Threshold-Guided Optimization for Visual Generative Models
This work addresses the scalability limitation of pairwise preference optimization for aligning visual generative models with human feedback, offering a principled alternative that works directly from scalar ratings.
The authors propose a threshold-guided alignment framework that replaces the intractable instance-specific baseline in KL-regularized alignment with a global threshold estimated from scalar feedback, enabling optimization without paired comparisons. The method consistently improves preference alignment over previous methods across diffusion and masked generative models on three test sets and five reward models.

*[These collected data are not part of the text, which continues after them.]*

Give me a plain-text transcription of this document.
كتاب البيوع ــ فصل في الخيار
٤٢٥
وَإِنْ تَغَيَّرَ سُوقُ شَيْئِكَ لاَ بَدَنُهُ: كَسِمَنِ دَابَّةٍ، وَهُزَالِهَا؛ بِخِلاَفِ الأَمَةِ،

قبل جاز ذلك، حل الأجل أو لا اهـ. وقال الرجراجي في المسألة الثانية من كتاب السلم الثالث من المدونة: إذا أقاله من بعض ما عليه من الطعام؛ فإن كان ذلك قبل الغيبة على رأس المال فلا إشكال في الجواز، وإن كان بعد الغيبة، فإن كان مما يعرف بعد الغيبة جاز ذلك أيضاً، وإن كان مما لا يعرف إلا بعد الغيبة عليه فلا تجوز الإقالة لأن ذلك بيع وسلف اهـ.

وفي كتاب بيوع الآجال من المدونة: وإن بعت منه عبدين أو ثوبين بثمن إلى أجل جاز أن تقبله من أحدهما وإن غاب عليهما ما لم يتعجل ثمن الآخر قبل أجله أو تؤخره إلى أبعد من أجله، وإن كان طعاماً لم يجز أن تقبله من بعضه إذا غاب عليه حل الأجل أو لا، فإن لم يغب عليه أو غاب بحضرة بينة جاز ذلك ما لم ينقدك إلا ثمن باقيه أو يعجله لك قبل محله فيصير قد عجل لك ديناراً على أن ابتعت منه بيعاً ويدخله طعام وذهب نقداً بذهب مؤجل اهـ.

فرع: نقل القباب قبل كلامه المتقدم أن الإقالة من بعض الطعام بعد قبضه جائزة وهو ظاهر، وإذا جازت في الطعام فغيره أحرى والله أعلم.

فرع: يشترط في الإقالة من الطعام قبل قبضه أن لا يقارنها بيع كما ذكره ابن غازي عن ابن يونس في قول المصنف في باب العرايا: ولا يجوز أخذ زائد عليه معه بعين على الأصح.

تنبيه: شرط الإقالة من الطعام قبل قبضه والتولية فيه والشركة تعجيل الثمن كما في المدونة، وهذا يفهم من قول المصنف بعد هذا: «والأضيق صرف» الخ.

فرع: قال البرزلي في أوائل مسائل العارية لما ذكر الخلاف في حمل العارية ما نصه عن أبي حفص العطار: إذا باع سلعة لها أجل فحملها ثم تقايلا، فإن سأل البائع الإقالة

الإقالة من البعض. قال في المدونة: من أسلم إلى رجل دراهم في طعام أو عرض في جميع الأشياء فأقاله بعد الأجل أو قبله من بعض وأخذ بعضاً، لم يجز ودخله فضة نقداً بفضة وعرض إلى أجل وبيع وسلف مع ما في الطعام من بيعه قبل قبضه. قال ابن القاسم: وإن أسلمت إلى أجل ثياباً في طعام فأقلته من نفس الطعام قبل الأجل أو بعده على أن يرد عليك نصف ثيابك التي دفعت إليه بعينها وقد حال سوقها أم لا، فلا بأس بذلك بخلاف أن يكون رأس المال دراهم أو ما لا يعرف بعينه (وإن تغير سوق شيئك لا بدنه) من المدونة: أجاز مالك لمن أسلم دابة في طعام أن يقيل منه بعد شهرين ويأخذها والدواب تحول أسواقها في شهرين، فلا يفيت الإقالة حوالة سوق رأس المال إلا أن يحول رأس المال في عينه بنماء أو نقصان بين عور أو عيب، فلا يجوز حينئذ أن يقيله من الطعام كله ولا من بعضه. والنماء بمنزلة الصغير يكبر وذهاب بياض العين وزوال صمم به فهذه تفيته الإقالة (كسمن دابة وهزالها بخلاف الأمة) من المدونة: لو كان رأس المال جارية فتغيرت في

Aligning large visual generative models with human feedback is often performed through pairwise preference optimization. While such approaches are conceptually simple, they fundamentally rely on annotated pairs, limiting scalability in settings where feedback is collected as independent scalar ratings. In this work, we revisit the KL-regularized alignment objective and show that the optimal policy implicitly compares each sample's reward to an instance-specific baseline that is generally intractable. We propose a threshold-guided alignment framework that replaces this oracle baseline with a data-driven global threshold estimated from empirical score statistics. This formulation turns alignment into a binary decision task on unpaired data, enabling effective optimization directly from scalar feedback. We also incorporate a confidence weighting term to emphasize samples whose scores deviate strongly from the threshold, improving sample efficiency. Experiments across both diffusion and masked generative paradigms, spanning three test sets and five reward models, show that our method consistently improves preference alignment over previous methods. These results position our threshold-guided framework as a simple yet principled alternative for aligning visual generative models without paired comparisons.